The college’s minutes state: ‘CEGPR is generally not intended for doctors who had not managed to attain MRCGP and that it is usually for already trained and experienced GPs from abroad.’
But Dr Sinha told Pulse: ‘These 400-500 doctors who are already here, why don’t we use them rather than struggling to find doctors from Europe, or India or wherever else?’
This comes after Pulse revealed NHS England was in talks with recruiters about a ‘pipeline’ of nearly 600 European GPs, who could come to the UK in the next three years as part of GP Forward View commitments to recruit 500 GPs from overseas.
RCGP chief examiner, Dr Pauline Foreman told Pulse while the College was sympathetic to the problem faced by the GPs Dr Sinha represents, they couldn’t reasonably overhaul the exam.

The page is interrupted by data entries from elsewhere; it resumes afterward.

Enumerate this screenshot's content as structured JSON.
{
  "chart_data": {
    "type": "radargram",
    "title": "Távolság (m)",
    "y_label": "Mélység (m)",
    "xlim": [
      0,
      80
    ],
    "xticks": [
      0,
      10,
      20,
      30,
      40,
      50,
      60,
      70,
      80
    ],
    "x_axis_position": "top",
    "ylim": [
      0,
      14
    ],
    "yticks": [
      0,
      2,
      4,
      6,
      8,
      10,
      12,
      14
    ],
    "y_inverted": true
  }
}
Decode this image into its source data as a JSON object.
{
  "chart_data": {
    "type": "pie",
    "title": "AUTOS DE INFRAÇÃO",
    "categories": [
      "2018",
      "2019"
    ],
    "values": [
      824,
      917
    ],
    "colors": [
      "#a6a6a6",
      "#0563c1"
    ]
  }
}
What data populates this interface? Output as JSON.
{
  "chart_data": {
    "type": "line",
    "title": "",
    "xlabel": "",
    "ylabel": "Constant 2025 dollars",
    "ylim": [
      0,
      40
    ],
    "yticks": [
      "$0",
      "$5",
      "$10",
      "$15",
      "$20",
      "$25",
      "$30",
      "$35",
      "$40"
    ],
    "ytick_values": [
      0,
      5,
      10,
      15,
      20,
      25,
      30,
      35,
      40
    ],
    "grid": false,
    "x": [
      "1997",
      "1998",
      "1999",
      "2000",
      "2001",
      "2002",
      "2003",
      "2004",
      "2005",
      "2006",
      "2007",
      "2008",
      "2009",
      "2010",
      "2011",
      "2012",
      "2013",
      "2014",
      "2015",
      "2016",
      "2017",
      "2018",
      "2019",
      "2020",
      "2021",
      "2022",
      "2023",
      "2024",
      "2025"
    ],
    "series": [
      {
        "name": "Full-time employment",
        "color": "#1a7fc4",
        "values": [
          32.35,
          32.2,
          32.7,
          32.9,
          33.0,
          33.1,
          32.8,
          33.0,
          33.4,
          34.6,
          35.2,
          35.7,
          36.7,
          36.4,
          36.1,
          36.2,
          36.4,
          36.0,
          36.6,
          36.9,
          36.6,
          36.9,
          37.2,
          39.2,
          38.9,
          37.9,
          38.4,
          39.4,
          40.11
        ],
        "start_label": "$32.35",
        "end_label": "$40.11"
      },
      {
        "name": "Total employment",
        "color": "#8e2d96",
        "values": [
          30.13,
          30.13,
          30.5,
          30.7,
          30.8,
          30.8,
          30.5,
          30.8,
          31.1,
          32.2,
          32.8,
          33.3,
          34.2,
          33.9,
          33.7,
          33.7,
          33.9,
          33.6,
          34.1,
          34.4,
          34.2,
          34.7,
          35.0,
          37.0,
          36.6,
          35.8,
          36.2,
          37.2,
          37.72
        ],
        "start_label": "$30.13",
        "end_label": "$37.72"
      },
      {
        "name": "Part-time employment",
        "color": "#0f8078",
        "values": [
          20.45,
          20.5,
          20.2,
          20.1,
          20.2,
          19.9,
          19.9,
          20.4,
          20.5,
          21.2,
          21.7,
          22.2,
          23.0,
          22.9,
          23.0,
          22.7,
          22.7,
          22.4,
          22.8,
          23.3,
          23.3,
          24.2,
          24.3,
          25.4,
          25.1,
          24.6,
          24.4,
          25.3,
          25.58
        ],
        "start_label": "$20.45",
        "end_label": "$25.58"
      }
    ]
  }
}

Dr Foreman said: ‘We explained to Dr Sinha that his proposal is not deliverable within the current legal regulatory framework, and that many of the changes required to enable it are not within the remit of the College.
She added ‘it would not be reasonable or proportionate’ for the College to develop a new licensing exam ‘for the small group of doctors who are unable to reach the standards’.
But former RCGP chair Dr Clare Gerada told Pulse she agreed the GPs could help the workforce crisis, and – while she didn’t think the CSA was discriminatory – the ‘whole process of working in the NHS disadvantages overseas doctors.’
Dr Gerada said: ‘I do think we should look again at alternative routes to MRCGP. Not letting people in who are not good enough, absolutely not. But we should be looking at alternative spaces where these GPs can work.’
Dr Krishna Kasaraneni, chair of the GPC’s education, training and workforce subcommittee, said: ‘We’re set on the mindset that an exam proves somebody’s competence, the exam proves you can perform in that exam. Certain aspects overlap with competence, but because they’ve passed an exam doesn’t make them a good GP, and failing doesn’t make you a bad GP.’
‘What we need to be able to do is to train GPs in an atmosphere where they get proper training in general practice from day one, rather than identifying problems when they’ve failed the exam a few times.’